Making a named pipe over NFS
michael.d.scheer
mdash at cbnewsl.ATT.COM
Sat Oct 14 08:25:24 AEST 1989
In article <2415 at munnari.oz.au> ok at cs.mu.oz.au (Richard O'Keefe) writes:
>In article <2229 at cbnewsl.ATT.COM>, mdash at cbnewsl.ATT.COM (michael.d.scheer) writes:
>> NFS does not support named pipes, because they (like devices) require
>> state on the server, and NFS servers are stateless. FYI, RFS (that
>> other distributed file system) does support named pipes.
>
>A Sun-3 client running SunOS 4.0_Export _can_ create a named pipe
>in an NFS file system mounted from a Sun-3 server.
>
>NFS servers don't maintain _connection_ state, but surely the state
>which is relevant to a named pipe is the _contents_.

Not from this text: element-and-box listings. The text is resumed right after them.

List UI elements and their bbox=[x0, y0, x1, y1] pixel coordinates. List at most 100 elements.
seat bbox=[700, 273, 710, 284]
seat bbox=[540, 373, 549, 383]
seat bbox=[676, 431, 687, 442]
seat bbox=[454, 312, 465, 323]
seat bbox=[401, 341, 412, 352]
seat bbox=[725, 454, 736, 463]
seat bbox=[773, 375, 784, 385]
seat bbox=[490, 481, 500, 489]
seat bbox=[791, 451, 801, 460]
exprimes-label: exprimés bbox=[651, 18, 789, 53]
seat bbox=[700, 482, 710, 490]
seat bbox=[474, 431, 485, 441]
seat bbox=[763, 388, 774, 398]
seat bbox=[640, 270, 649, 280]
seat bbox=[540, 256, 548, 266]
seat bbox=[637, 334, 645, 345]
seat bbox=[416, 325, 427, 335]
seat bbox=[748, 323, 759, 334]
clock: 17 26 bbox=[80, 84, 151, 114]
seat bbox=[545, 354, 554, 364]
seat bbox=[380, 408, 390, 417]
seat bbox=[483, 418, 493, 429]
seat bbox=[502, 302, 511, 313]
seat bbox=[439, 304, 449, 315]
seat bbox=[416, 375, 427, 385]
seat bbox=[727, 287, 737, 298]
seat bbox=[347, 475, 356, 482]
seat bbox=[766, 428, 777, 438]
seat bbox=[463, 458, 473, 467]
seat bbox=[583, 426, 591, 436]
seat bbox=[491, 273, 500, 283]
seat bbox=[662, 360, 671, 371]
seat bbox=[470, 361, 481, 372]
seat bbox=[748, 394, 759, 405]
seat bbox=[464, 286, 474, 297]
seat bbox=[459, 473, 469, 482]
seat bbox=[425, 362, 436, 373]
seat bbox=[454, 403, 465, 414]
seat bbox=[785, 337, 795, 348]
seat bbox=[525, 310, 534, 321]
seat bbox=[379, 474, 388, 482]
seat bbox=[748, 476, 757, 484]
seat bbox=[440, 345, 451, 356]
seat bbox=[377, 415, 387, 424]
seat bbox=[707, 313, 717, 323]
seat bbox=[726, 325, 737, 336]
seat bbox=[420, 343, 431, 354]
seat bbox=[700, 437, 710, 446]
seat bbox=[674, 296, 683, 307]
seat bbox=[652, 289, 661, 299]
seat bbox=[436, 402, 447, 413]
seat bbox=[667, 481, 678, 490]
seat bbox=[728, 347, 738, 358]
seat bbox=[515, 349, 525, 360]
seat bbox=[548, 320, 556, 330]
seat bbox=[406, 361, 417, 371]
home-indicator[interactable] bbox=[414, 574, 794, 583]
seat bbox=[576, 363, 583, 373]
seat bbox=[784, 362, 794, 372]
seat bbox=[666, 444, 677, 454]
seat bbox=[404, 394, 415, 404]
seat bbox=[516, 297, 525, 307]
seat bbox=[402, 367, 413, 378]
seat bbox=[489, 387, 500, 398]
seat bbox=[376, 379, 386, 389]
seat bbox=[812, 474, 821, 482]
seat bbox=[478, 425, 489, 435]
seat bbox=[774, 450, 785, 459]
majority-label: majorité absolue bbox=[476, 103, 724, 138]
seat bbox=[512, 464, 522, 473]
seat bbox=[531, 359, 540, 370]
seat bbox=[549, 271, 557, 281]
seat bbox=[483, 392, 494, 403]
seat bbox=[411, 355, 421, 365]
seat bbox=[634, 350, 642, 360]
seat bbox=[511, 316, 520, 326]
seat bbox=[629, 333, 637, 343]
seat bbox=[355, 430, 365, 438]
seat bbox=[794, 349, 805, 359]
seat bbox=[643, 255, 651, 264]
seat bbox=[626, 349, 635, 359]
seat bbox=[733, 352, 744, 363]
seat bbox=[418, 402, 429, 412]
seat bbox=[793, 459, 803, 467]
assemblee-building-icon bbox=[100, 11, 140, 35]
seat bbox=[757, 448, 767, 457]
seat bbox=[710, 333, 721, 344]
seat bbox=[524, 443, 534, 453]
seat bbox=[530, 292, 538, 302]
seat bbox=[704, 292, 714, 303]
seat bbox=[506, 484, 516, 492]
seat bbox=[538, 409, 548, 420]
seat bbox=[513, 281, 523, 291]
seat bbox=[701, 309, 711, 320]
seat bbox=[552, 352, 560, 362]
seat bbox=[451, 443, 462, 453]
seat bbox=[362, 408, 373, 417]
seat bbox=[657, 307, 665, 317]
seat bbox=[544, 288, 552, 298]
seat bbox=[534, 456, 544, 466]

The NFS server source I've seen returns EISDIR on an attempt to read
other than a regular file, but I suppose that does not rule out
the existence of NFS servers that do otherwise.
The NFS protocol IS designed to support stateless servers, and yes,
that IS statelessness with respect to the FILE. This is why the
lock manager is a separate network service, not part of NFS.
One happy result of this statlessness is that NFS servers don't
have to do anything if a client crashes. A less happy result is
that files with inherently stateful semantics (named pipes, e.g.)
have not traditionally been supported by NFS.